By comparing the results obtained from IL and JAL, it is evident that the latter approach outperforms the former. JAL learned well-performing strategies much more consistently (60% of runs) than IL (20% of runs). In addition, final policies derived from JAL revealed a higher degree of coordination between agents, which learned to pass the ball with a more precise timing among them. Not even in terms of convergence rate was IL able to surpass JAL, since they both converged after a comparable number of iterations, which is a direct consequence of having full observability.

Notwithstanding, the performance of both approaches was far from ideal. First of all, both methods suffered from bad local minima partly caused by the use of shaped rewards, which gave rise to unwanted behaviors such as: dribbling to goal instead of shooting, shooting instead of passing or passing instead of shooting. This hints that there is a need for dismissing shaped rewards altogether, relying instead in new techniques for promoting exploration in sparse settings.

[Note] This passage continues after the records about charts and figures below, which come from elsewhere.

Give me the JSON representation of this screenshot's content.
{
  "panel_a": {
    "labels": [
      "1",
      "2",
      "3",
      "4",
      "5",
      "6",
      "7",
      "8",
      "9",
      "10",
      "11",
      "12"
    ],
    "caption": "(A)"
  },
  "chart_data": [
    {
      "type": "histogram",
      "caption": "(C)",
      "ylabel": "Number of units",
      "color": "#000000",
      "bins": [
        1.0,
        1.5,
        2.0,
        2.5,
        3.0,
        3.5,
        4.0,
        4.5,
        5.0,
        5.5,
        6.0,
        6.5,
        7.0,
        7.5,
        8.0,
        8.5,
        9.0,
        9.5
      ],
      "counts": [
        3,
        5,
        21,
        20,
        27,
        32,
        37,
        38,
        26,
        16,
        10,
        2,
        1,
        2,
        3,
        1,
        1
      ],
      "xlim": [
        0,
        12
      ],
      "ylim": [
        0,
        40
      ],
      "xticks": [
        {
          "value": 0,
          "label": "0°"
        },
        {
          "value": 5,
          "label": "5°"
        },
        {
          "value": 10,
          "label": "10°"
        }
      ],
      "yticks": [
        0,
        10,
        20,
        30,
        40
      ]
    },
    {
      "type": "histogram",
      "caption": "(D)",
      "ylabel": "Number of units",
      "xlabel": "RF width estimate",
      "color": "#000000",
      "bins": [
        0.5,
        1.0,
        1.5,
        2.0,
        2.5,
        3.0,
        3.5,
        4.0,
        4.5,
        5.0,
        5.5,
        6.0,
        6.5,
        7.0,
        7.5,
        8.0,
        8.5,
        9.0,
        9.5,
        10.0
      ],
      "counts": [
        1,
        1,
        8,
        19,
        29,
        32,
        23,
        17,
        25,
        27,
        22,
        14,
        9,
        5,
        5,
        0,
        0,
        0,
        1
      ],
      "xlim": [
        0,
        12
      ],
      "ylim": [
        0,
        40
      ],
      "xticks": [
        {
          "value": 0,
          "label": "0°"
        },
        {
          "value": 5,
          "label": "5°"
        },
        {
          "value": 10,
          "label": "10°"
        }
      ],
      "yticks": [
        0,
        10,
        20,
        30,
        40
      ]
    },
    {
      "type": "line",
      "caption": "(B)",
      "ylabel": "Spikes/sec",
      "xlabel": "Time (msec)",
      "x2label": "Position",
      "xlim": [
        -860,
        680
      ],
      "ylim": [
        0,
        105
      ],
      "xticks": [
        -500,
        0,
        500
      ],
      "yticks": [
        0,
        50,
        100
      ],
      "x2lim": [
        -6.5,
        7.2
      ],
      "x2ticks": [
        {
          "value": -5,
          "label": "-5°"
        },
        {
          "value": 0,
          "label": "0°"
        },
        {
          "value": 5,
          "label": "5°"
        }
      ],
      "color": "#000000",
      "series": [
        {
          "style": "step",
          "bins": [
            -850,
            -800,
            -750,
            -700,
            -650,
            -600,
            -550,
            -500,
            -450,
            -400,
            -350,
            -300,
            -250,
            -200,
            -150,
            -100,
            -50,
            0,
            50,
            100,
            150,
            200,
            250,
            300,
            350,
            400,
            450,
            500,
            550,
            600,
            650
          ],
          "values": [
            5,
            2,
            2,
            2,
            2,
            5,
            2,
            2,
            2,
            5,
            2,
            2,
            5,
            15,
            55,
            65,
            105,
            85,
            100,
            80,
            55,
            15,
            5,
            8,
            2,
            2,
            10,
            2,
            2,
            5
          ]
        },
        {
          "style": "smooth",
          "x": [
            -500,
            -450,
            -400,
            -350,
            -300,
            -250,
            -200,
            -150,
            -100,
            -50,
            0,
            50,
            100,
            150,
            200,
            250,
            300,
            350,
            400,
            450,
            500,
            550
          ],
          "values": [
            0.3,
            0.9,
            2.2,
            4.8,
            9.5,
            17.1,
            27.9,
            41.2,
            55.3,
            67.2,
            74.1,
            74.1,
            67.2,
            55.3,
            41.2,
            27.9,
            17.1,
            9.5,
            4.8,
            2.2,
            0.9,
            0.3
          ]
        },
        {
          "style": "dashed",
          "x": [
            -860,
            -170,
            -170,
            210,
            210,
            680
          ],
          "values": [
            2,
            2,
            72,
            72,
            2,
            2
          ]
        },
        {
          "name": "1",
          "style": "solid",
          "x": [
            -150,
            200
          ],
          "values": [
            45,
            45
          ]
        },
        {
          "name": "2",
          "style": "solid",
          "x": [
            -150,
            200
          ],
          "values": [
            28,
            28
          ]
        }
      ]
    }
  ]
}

A second shortcoming is that DDPG as well as most others basic Deep RL algorithms are extremely sample-inefficient. Certainly, there are several sources of inefficiency; yet, the most fundamental is the lack of generalization throughout the state-action space. Deep networks indeed provide some generalization, but it is limited to a small neighborhood around a given point in the space. Therefore, basic algorithms still require examples gathered from all around the underlying space in order to learn an overarching policy.

Specifically, they do not exploit world symmetries, such that an optimal action learned for one small region would be instantly replicated to other regions, which are equivalent under some transformation, such as a translation, rotation or reflection. That would be a game-changer in robotic domains. Moreover, their learning is state-action specific instead of abstract, i.e. their goal is to discover an optimal action for every patch of state space, instead of learning universal rules such as “move in the direction of the ball until reaching it”.

3 Conclusions

This work achieved successful implementations of both independent learners and joint-action learners in the 2-vs-2 offensive free-kick task and within a complex 3D simulator.

Joint-action learners were clearly superior to independent learners. They both converged after a comparable number of iterations. However, JAL discovered good strategies more consistently than IL; furthermore, policies found by JAL reveal a greater inter-agent coordination than those found by IL. Hence, we conclude that for similar robotic domains JAL constitutes a MARL alternative that should not be ignored.

Despite its effectiveness in discovering a solution, the learning procedure was quite inefficient. It suffered from bad local minima; in addition, there were no mechanisms for exploiting symmetries or abstractions found in the world in order to make use of fewer training examples. These issues will be addressed in future work.